The People’s Liberation Army ordered one of its largest peacetime deployments of troops. More than 130,000 soldiers were reported to have reached the disaster scene, with thousands more on their way, according to the New China News Agency.

“We will never give up hope looking for survivors,” Gao Qiang, vice minister of health, said in a news conference.

The Chinese government estimated that 4 million homes were destroyed and 10 million people were either killed, injured or left homeless. Many residential areas in the valleys are now entombed in mud, the result of landslides triggered by the tremor.

Gu Qinghui of the International Federation of the Red Cross said most of the residents of Beichuan County, once home to 13,000 people, were now feared dead.

“This whole county has been destroyed; basically there is no Beichuan County anymore,” Gu told reporters visiting the region Thursday.

Government officials and citizens found themselves pressed to their limits in coping with the aftermath of the Monday earthquake, the worst in the country in more than three decades. The government issued an emergency request for everything from cranes and bulldozers to shovels and hammers.

The rescue effort has been herculean. On the railroads alone, 56 trainloads of soldiers have been sent out along with 157 railcars of ambulances and equipment. The main highway from Chengdu to Beichuan, about 40 miles from the epicenter, had convoys of ambulances and military trucks, some stretching a half-mile long. Tents, bottled water, medicine, blankets and jackets are pouring in.

But in some areas, with many roads, bridges and rail lines damaged by the earthquake, many of the rescue workers have had to travel on foot to reach victims. Chinese mountaineering clubs have been called to send trained climbers to reach the most remote areas.

In a now familiar pattern, rescue workers have unearthed dead victims, placed them in yellow body bags, or tarps or blankets and moved them to makeshift morgues in wheelbarrels and trucks.
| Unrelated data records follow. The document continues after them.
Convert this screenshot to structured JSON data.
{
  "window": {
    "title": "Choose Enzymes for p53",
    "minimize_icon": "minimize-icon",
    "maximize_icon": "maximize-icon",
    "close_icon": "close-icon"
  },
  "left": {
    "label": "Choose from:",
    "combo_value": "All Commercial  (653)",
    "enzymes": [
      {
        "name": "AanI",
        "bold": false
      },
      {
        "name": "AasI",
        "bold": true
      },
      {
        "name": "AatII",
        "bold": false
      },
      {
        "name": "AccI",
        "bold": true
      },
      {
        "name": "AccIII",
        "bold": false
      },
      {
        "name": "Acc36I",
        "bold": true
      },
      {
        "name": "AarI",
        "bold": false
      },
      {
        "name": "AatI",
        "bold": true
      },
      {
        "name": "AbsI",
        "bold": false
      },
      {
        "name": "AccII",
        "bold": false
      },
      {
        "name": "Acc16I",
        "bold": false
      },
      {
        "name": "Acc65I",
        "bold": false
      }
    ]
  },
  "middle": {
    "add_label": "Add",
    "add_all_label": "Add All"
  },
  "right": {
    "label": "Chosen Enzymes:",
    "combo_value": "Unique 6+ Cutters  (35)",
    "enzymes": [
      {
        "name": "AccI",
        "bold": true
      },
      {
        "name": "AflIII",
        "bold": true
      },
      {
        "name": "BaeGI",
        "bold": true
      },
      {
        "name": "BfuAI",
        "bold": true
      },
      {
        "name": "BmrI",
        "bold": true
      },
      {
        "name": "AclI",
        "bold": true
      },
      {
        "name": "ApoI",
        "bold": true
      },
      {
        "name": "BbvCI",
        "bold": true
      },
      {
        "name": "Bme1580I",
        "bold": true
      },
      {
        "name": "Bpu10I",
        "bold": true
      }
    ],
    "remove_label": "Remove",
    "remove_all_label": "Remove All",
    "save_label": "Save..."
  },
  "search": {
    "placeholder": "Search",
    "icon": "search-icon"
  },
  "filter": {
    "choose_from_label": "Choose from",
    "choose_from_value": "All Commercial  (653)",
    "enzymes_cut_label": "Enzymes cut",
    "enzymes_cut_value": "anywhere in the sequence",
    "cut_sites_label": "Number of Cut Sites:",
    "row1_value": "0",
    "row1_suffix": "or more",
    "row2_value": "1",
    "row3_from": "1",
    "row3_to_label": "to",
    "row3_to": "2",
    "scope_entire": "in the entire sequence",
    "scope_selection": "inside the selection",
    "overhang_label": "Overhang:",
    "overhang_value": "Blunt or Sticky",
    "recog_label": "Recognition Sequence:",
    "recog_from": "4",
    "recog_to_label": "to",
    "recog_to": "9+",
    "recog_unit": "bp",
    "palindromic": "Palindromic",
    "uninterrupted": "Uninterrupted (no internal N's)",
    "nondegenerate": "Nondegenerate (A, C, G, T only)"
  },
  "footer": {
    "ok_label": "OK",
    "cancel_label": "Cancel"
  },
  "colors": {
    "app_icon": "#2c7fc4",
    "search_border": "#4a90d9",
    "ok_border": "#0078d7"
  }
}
Families have struggled to identify their relatives’ bloated bodies by the clothes they were wearing. Tens of thousands of people remained missing or homeless.

Troops dug burial pits. They repaired roads and bridges at the heart of the tragedy, mountainous Wenchuan County, which was the epicenter of the magnitude 7.9 quake. Although earthquake victims have been known to survive for more than a week, their chances dim with each passing day. Paratroopers working out of the hardest-hit areas one day pulled out 13 survivors and 125 dead from the rubble, the government said.